New research on brain structure highlights cells linked to Alzheimer's and autism
New insights into the architecture of the brain have been revealed by scientists at the Wellcome Sanger Institute, the Wellcome-MRC Cambridge Stem Cell Institute and their collaborators. The researchers discovered that cells in the cerebral cortex of mice, called astrocytes, are more diverse than previously thought, with distinct layers of astrocytes across the cerebral cortex that provide the strongest evidence to date of their specialization across the brain.
Published today in Nature Neuroscience, the most in-depth study of its kind is set to change the way we think about the brain and the role of cells such as astrocytes. This knowledge will have with implications for the study of neurological disorders, such as Alzheimer's, multiple sclerosis and autism.
In the past 20 years, research has shown glial cells to be key players in brain development and function, as well as promising targets for better understanding neurological disorders. Alzheimer's causes around two thirds of dementia cases in the UK, which affects around 850,000 individuals at present. MS is a neurological disorder that affects the central nervous system and impacts around 100,000 people in the UK. Autism affects around one in every hundred people in the UK.
'Glial' comes from the Greek word for 'glue' or 'putty'. At one time, glial cells were thought of as 'brain putty' - functionally similar, passive cells whose only function was to fill the space around the 'all important' neurons. However, new studies are showing their critical importance in regulating neuron functions^. Astrocytes are a type of glial cell, so called because of their 'star-shaped' structure^^.
Despite the wealth of knowledge on neuronal function and the organisation of neurons into layers, prior to this study there had been little investigation into whether glial cells across different layers showed different cellular properties. To answer this question, the researchers developed a new methodological approach to provide a more detailed view of the organisation of astrocytes than ever before.
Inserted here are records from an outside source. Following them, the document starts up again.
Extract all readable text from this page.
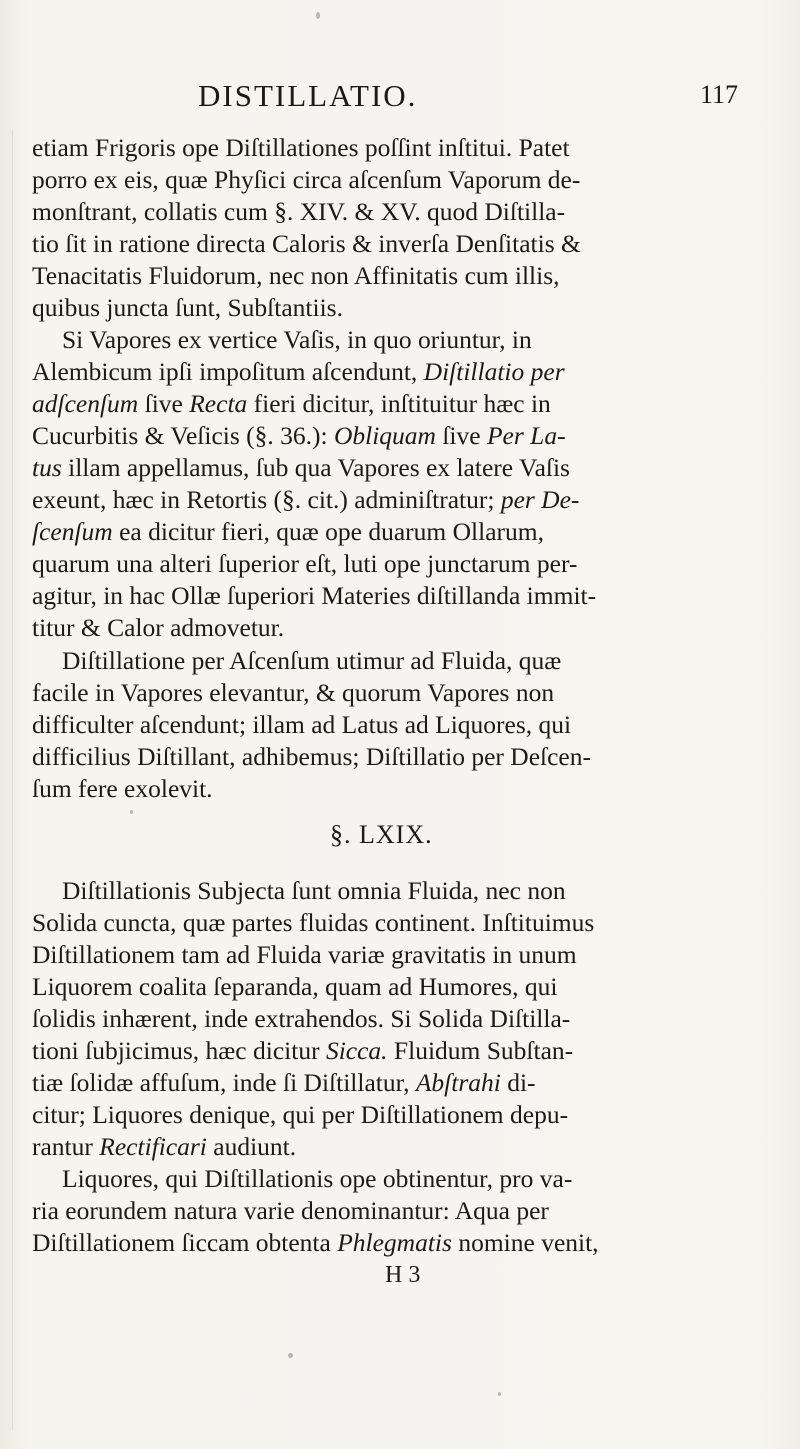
DISTILLATIO.	117
etiam Frigoris ope Diſtillationes poſſint inſtitui. Patet
porro ex eis, quæ Phyſici circa aſcenſum Vaporum de-
monſtrant, collatis cum §. XIV. & XV. quod Diſtilla-
tio ſit in ratione directa Caloris & inverſa Denſitatis &
Tenacitatis Fluidorum, nec non Affinitatis cum illis,
quibus juncta ſunt, Subſtantiis.
Si Vapores ex vertice Vaſis, in quo oriuntur, in
Alembicum ipſi impoſitum aſcendunt, Diſtillatio per
adſcenſum ſive Recta fieri dicitur, inſtituitur hæc in
Cucurbitis & Veſicis (§. 36.): Obliquam ſive Per La-
tus illam appellamus, ſub qua Vapores ex latere Vaſis
exeunt, hæc in Retortis (§. cit.) adminiſtratur; per De-
ſcenſum ea dicitur fieri, quæ ope duarum Ollarum,
quarum una alteri ſuperior eſt, luti ope junctarum per-
agitur, in hac Ollæ ſuperiori Materies diſtillanda immit-
titur & Calor admovetur.
Diſtillatione per Aſcenſum utimur ad Fluida, quæ
facile in Vapores elevantur, & quorum Vapores non
difficulter aſcendunt; illam ad Latus ad Liquores, qui
difficilius Diſtillant, adhibemus; Diſtillatio per Deſcen-
ſum fere exolevit.
§. LXIX.
Diſtillationis Subjecta ſunt omnia Fluida, nec non
Solida cuncta, quæ partes fluidas continent. Inſtituimus
Diſtillationem tam ad Fluida variæ gravitatis in unum
Liquorem coalita ſeparanda, quam ad Humores, qui
ſolidis inhærent, inde extrahendos. Si Solida Diſtilla-
tioni ſubjicimus, hæc dicitur Sicca. Fluidum Subſtan-
tiæ ſolidæ affuſum, inde ſi Diſtillatur, Abſtrahi di-
citur; Liquores denique, qui per Diſtillationem depu-
rantur Rectificari audiunt.
Liquores, qui Diſtillationis ope obtinentur, pro va-
ria eorundem natura varie denominantur: Aqua per
Diſtillationem ſiccam obtenta Phlegmatis nomine venit,
H 3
Nucleic acid imaging was carried out on mouse and human brain samples at the University of Cambridge to map how new genes are expressed within tissue. These maps were combined with single cell genomic data at the Wellcome Sanger Institute to extend the molecular description of astrocytes. These data sets were then combined to create a three-dimensional, high-resolution picture of astrocytes in the cerebral cortex.
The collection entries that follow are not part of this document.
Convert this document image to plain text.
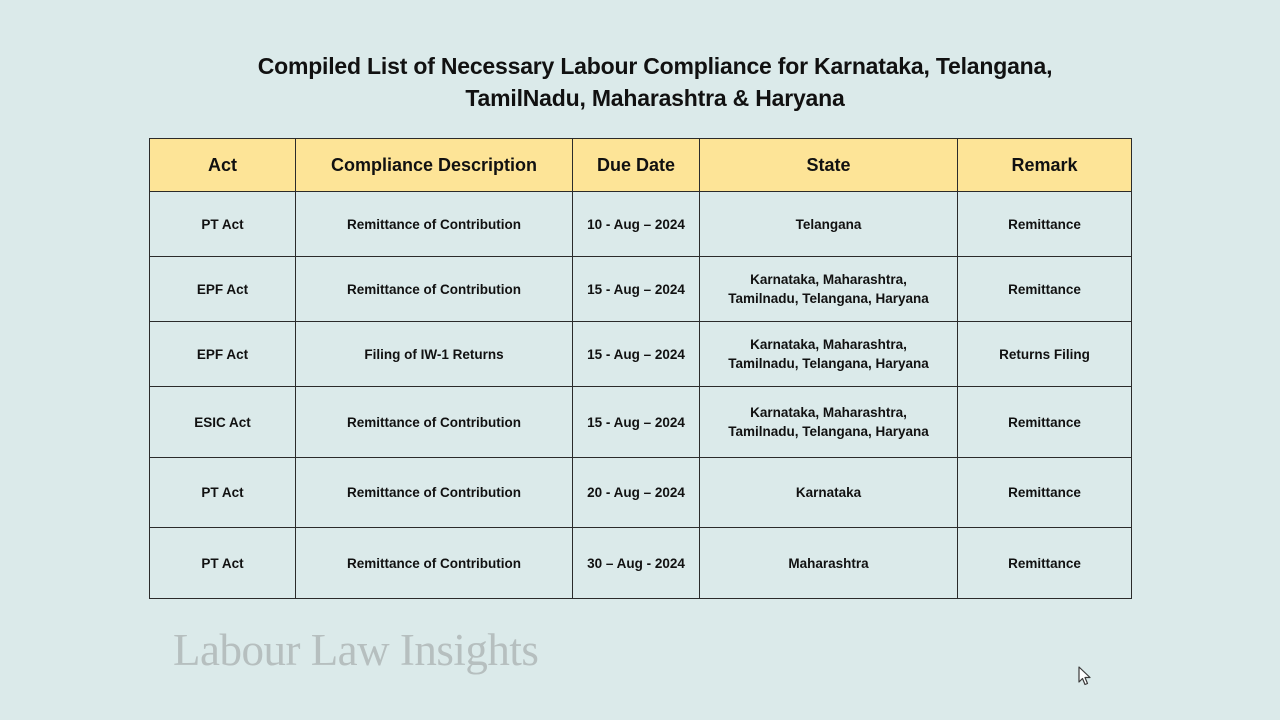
Compiled List of Necessary Labour Compliance for Karnataka, Telangana,
TamilNadu, Maharashtra & Haryana
Act	Compliance Description	Due Date	State	Remark
PT Act	Remittance of Contribution	10 - Aug – 2024	Telangana	Remittance
EPF Act	Remittance of Contribution	15 - Aug – 2024	Karnataka, Maharashtra,
Tamilnadu, Telangana, Haryana	Remittance
EPF Act	Filing of IW-1 Returns	15 - Aug – 2024	Karnataka, Maharashtra,
Tamilnadu, Telangana, Haryana	Returns Filing
ESIC Act	Remittance of Contribution	15 - Aug – 2024	Karnataka, Maharashtra,
Tamilnadu, Telangana, Haryana	Remittance
PT Act	Remittance of Contribution	20 - Aug – 2024	Karnataka	Remittance
PT Act	Remittance of Contribution	30 – Aug - 2024	Maharashtra	Remittance
Labour Law Insights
The team discovered that astrocytes are not uniform as previously thought, but take distinct molecular forms depending on their location in the cerebral cortex. They found that astrocytes are also organised into multiple layers, but that the boundaries of astrocyte layers are not identical to the neuronal layers. Instead, astrocyte layers have less sharply defined edges and overlap the neuronal layers.
Dr. Omer Bayraktar, Group Leader at the Wellcome Sanger Institute, said: "The discovery that astrocytes are organised into layers that are similar, but not identical to, neuronal layers redefines our view of the structure of the mammalian brain. The structure of the cerebral cortex can no longer simply be seen as the structure of neurons. If you want to properly understand how our brains work, you have to consider how astrocytes are organised and what role they play."
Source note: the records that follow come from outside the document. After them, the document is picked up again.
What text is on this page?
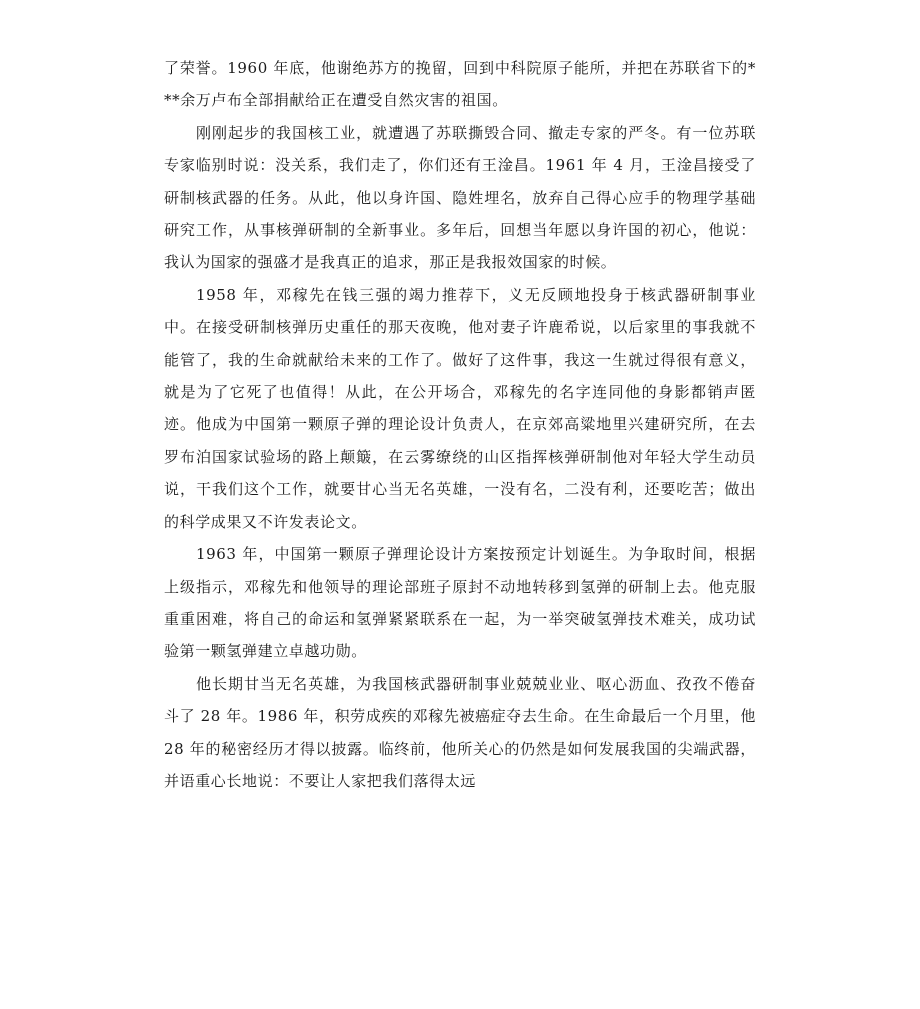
了荣誉。1960 年底，他谢绝苏方的挽留，回到中科院原子能所，并把在苏联省下的***余万卢布全部捐献给正在遭受自然灾害的祖国。

刚刚起步的我国核工业，就遭遇了苏联撕毁合同、撤走专家的严冬。有一位苏联专家临别时说：没关系，我们走了，你们还有王淦昌。1961 年 4 月，王淦昌接受了研制核武器的任务。从此，他以身许国、隐姓埋名，放弃自己得心应手的物理学基础研究工作，从事核弹研制的全新事业。多年后，回想当年愿以身许国的初心，他说：我认为国家的强盛才是我真正的追求，那正是我报效国家的时候。

1958 年，邓稼先在钱三强的竭力推荐下，义无反顾地投身于核武器研制事业中。在接受研制核弹历史重任的那天夜晚，他对妻子许鹿希说，以后家里的事我就不能管了，我的生命就献给未来的工作了。做好了这件事，我这一生就过得很有意义，就是为了它死了也值得！从此，在公开场合，邓稼先的名字连同他的身影都销声匿迹。他成为中国第一颗原子弹的理论设计负责人，在京郊高粱地里兴建研究所，在去罗布泊国家试验场的路上颠簸，在云雾缭绕的山区指挥核弹研制他对年轻大学生动员说，干我们这个工作，就要甘心当无名英雄，一没有名，二没有利，还要吃苦；做出的科学成果又不许发表论文。

1963 年，中国第一颗原子弹理论设计方案按预定计划诞生。为争取时间，根据上级指示，邓稼先和他领导的理论部班子原封不动地转移到氢弹的研制上去。他克服重重困难，将自己的命运和氢弹紧紧联系在一起，为一举突破氢弹技术难关，成功试验第一颗氢弹建立卓越功勋。

他长期甘当无名英雄，为我国核武器研制事业兢兢业业、呕心沥血、孜孜不倦奋斗了 28 年。1986 年，积劳成疾的邓稼先被癌症夺去生命。在生命最后一个月里，他 28 年的秘密经历才得以披露。临终前，他所关心的仍然是如何发展我国的尖端武器，并语重心长地说：不要让人家把我们落得太远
As well as increasing our understanding of brain biology, the findings will have implications for the study and treatment of human neurological disorders. Over the past decade glial cells, rather than neurons, have been heavily implicated in diseases such as Alzheimer's and multiple sclerosis.
Professor David Rowitch, senior author of the study and Head of Paediatrics at the University of Cambridge, said: "This study shows that the cortical architecture is more complex than previously thought. It provides a basis to begin to understand the precise roles played by astrocytes, and how they are involved in human neurodevelopmental and neurodegenerative diseases."